Can't wait 24wk wait though, that's thru vw. Ordered in same colour with winter pack.


----------



## W7 PMC (May 6, 2002)

Very nice. Is it an R?

Did you get one of these crazy cheap Lease deals knocking about?


----------



## delta16 (Nov 29, 2012)

Hi yes it's an R. I got it thru my local dealer instead of these brokers. Paid more but felt that there would be less risk for things to go wrong


----------



## gcp (Aug 8, 2002)

Got one of these on the way too for my mrs, £200 a month with a few extras included.

Got order number and know the supplying dealer, not our nearest but only 25 miles away. March or April delivery though.


----------



## mwad (Oct 11, 2013)

gcp said:


> Got one of these on the way too for my mrs, £200 a month with a few extras included.
> 
> Got order number and know the supplying dealer, not our nearest but only 25 miles away. March or April delivery though.


£200 p/month? That is a brilliant deal


----------



## YELLOW_TT (Feb 25, 2004)

You might want to have a look on here 
http://www.rforum.co.uk/index.php


----------



## red3.2 (Jun 30, 2008)

Got order number and know the supplying dealer, not our nearest but only 25 miles away. March or April delivery though.[/quote]

£200 p/month? That is a brilliant deal[/quote]

But what is the Balloon payment at the end?. Or doesn't anybody worry or care about that?


----------



## gcp (Aug 8, 2002)

red3.2 said:


> Got order number and know the supplying dealer, not our nearest but only 25 miles away. March or April delivery though.


£200 p/month? That is a brilliant deal[/quote]

But what is the Balloon payment at the end?. Or doesn't anybody worry or care about that?[/quote]
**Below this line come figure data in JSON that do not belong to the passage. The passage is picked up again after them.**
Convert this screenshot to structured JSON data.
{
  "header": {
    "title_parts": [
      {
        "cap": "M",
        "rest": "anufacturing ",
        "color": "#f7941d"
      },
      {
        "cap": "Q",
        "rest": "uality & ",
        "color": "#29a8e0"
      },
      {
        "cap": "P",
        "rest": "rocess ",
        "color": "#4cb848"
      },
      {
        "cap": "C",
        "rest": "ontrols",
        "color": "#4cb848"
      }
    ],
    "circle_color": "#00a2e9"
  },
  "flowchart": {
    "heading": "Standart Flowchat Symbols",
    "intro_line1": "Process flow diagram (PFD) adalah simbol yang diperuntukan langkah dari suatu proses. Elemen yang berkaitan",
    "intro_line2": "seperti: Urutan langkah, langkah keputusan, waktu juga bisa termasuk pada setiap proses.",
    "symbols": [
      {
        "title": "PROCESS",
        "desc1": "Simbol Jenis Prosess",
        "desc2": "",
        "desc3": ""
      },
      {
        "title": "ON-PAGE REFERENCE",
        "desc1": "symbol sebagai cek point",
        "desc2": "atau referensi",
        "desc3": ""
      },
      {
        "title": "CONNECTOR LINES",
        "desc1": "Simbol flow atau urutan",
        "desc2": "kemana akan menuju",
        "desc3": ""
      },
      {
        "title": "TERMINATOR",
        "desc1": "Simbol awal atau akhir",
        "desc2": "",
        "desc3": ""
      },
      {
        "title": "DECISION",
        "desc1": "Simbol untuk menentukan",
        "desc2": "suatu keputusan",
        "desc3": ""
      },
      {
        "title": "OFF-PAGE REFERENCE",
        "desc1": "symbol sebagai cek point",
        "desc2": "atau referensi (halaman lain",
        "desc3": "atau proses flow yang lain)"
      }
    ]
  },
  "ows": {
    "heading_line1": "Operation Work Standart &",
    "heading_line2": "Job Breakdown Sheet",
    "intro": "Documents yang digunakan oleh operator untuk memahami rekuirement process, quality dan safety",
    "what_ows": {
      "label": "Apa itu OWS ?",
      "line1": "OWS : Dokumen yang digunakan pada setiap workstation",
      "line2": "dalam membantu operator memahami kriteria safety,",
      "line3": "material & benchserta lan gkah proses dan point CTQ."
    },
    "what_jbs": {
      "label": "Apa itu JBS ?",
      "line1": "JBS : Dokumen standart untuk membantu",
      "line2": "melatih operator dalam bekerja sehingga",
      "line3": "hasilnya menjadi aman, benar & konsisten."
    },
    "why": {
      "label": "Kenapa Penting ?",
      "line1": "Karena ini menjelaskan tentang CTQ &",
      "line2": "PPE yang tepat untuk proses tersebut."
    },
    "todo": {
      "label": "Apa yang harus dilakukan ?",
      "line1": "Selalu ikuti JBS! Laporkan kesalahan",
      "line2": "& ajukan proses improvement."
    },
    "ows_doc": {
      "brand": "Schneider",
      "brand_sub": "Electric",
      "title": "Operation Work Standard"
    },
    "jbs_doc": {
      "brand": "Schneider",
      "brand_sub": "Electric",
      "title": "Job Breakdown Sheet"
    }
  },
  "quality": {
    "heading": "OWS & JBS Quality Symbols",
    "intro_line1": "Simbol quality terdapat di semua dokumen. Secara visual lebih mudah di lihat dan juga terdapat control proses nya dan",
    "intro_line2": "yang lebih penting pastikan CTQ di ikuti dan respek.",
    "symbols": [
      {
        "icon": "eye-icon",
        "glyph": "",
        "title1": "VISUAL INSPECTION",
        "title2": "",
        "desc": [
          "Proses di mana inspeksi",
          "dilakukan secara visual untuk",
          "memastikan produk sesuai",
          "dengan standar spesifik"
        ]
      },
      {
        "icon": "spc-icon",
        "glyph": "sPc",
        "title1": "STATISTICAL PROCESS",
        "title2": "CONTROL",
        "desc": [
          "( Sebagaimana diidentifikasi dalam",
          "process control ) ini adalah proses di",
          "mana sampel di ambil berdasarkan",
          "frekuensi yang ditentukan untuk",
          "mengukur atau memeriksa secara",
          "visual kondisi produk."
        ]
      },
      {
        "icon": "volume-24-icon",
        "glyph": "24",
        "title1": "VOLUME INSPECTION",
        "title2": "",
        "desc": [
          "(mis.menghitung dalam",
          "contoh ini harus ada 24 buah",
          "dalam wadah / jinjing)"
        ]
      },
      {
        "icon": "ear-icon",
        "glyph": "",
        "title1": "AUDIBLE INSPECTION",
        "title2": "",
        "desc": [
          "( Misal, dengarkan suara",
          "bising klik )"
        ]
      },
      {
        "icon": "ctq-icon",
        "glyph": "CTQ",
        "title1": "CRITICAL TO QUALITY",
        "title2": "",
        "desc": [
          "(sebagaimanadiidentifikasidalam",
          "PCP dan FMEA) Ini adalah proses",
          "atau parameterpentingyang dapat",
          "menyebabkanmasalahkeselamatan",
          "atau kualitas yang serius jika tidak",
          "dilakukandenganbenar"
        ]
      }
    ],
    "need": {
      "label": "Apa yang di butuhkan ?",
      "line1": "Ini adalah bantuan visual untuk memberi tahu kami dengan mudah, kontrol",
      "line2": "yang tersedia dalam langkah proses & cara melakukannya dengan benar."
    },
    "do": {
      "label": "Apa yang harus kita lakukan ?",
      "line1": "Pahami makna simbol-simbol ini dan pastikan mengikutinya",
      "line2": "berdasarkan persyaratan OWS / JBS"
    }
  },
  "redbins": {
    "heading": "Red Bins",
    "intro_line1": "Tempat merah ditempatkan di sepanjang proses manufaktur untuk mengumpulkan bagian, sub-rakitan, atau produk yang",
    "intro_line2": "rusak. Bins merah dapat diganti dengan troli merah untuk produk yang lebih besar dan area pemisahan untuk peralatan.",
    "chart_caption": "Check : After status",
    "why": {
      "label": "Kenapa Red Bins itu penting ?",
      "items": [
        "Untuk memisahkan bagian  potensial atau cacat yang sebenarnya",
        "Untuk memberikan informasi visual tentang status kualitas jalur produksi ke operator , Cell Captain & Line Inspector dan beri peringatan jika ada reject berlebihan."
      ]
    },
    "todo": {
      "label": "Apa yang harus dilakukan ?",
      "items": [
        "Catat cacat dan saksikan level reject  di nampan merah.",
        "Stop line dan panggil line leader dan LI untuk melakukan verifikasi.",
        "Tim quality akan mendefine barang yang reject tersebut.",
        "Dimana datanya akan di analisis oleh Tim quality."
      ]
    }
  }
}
This is a lease, 2 years then hand it back.


----------



## DPG (Dec 7, 2005)

What mileage allowance for £200 a month?


----------



## YELLOW_TT (Feb 25, 2004)

I had my6R in for a service last week and was looking at a very well specked 7R delivery pre regested on a 64 plate delivery mileage leather NAV sunroof etc and after a chat with the salesman (who I know) he advised me not to buy one out right as the lease deals are so good that in 2 years time when all the lease cars are returned chances are the secondhand prices will take a massive hit


----------



## Danny1 (Sep 2, 2010)

£200 p/month! what are the rules on this?? business lease or just a normal ?? mileage allowance?? and where from! :lol:


----------



## gcp (Aug 8, 2002)

All these offers gone now by the look of it.


----------



## mwad (Oct 11, 2013)

gcp said:


> All these offers gone now by the look of it.


Yeah, not much chance of deals quite that good now


----------



## delta16 (Nov 29, 2012)

On to the second stage. Just waiting on build week number


----------



## OnTheMike (Jul 22, 2013)

Had my golf r for 3 months now. Great bit of kit but still missing the TTS for some reason.


----------



## spokenivandrago (Jul 20, 2010)

I was considering an R32 but will go with the TT MK2. Fuel economy an R32 put me off.


----------



## RockKramer (Feb 15, 2012)

Best mate has had his a few weeks... I've never been a golf fan, let alone a 4 door car but I had a pedal... Very impressive car. It rode on passive suspension which was pitched just right for the car. Steering was very accurate, direct but lacked feel as usual. I guess that's how it is and what we have to get used too. Not a car for me but even in the love spec he'd gone for... cloth seats and a few basic toys the R really has something about it. More than I felt for the mk3 TT I test drove a few days later.


----------



## YELLOW_TT (Feb 25, 2004)

What about the Golf R :idea:


----------